Labor induction: Sometimes, if labor has not started on its own, doctors use medicines to make a woman's labor begin so that she can deliver the baby vaginally. This is called "labor induction" or induced labor. The most common reason for labor induction is that the pregnancy has gone two weeks or more past the due date. The baby may get too big if the mother carries it this far past the due date. The fetus may not be able to get enough food from inside the body. A doctor might also recommend labor induction if: the woman's water breaks before she goes into labor; she has high blood pressure; she has a serious infection; or if she has diabetes.
There are several ways to induce labor. Toward the end of pregnancy, the cervix (the opening to the uterus, or womb) gets soft. It may even open up a little. A doctor will check to see if the cervix is getting soft and opening up. If it is not, a doctor may put a medicine, called oxytocin (Pitocin®), into the woman's vagina near the cervix. Oxytocin will soften and open the cervix up, helping to start the contractions and get them strong and regular. A doctor may also "break the water" or use a finger to separate the cervix from the membranes (tissues) around the baby's head. This often makes labor start. Sometimes it may take two to three days to induce labor, but this is rare.
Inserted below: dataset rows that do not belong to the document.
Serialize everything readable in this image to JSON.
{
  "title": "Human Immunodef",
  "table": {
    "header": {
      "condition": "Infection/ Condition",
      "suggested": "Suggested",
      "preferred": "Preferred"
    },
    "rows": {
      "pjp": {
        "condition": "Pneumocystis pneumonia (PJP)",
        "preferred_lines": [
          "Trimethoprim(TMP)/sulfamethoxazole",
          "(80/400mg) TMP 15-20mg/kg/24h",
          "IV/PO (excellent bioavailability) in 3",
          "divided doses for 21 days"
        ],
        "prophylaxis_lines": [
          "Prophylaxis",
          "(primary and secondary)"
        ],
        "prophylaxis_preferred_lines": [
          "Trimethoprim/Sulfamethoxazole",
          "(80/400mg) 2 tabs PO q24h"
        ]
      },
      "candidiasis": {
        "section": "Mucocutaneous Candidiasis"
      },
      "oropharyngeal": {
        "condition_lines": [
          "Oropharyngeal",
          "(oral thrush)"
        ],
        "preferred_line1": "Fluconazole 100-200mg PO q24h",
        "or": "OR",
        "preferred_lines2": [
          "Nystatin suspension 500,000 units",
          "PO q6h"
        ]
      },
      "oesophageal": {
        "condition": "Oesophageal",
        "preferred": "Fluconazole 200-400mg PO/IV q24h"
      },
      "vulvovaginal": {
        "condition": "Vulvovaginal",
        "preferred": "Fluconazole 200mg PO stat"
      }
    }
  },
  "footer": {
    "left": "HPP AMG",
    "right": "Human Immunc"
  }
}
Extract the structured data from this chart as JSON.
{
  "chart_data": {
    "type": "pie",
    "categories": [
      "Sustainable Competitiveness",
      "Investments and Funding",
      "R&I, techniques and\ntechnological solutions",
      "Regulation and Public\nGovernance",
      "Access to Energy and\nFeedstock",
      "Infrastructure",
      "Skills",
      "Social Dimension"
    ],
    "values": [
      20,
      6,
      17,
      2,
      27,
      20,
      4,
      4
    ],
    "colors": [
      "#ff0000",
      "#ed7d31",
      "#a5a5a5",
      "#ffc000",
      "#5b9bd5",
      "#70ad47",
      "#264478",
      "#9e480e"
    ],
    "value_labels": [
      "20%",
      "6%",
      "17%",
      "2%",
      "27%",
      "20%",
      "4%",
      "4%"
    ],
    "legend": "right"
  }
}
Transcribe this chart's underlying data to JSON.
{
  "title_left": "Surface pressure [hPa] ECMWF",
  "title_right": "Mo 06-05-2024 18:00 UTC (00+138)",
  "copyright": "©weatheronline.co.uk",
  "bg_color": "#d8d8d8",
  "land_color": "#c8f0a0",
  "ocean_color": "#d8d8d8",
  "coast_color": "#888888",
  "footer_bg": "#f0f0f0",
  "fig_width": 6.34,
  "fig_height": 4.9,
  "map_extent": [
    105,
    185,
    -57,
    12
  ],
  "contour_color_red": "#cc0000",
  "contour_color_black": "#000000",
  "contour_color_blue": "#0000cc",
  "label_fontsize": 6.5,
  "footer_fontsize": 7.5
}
C-section: If labor will not start with medicine, a cesarean section (also called a "C" section) may be necessary.. A Cesarean section (C-section) is surgery to deliver a baby. The baby is taken out through the mother's abdomen. In the United States, about one in four women have their babies this way. Most C-sections are done when unexpected problems happen during delivery. These include: carrying more than one baby; health problems in the mother, such as diabetes or high blood pressure; the position of the baby; not enough room for the baby to go through the vagina; or signs of distress in the baby. The surgery is relatively safe for mother and baby. Still, it is major surgery and carries risks. It also takes longer to recover from a C-section than from vaginal birth. After healing, the incision may leave a weak spot in the wall of the uterus. This could cause problems with an attempted vaginal birth later. However, more than half of women who have a C-section can give vaginal birth later. Individuals can discuss options during childbirth before the due date in order to alleviate any added stress during labor and delivery.
causes of pregnancy
Pregnancy occurs with the fertilization of a woman's egg by a man's sperm, called conception. Fertility drugs, such as clomiphene (Clomid®), may improve a woman's odds of achieving pregnancy. Some of the most common causes of female infertility include polycystic ovarian syndrome, fibroids, and endometriosis. However, there are several other reasons why a woman may experience fertility problems, such as ovulatory disorders (like anovulation or the inability to ovulate), premature ovarian failure, and uterine factors. Egg quality also plays a role in infertility in many women. There are good and bad eggs from the very start in any female's body, but usually the number of eggs of superior quality are present at a higher volume at a younger age than after 30. Egg quality is also affected by external sources like radiation therapy, smoking, chemotherapy, and health conditions like endometriosis. Endometriosis is a condition in which the tissue that normally lines the uterus (endometrium) grows in other areas of the body, causing pain, irregular bleeding, and possible infertility. In men, hormone disorders, illness, reproductive anatomy trauma and obstruction, and sexual dysfunction can temporarily or permanently affect sperm and prevent conception. Some disorders become more difficult to treat the longer they persist without treatment. According to the National Institutes of Health (NIH), male infertility is involved in approximately 40% of the 2.6 million infertile married couples in the United States. One-half of these men experience irreversible infertility and cannot father children, and a small number of these cases are caused by a treatable medical condition.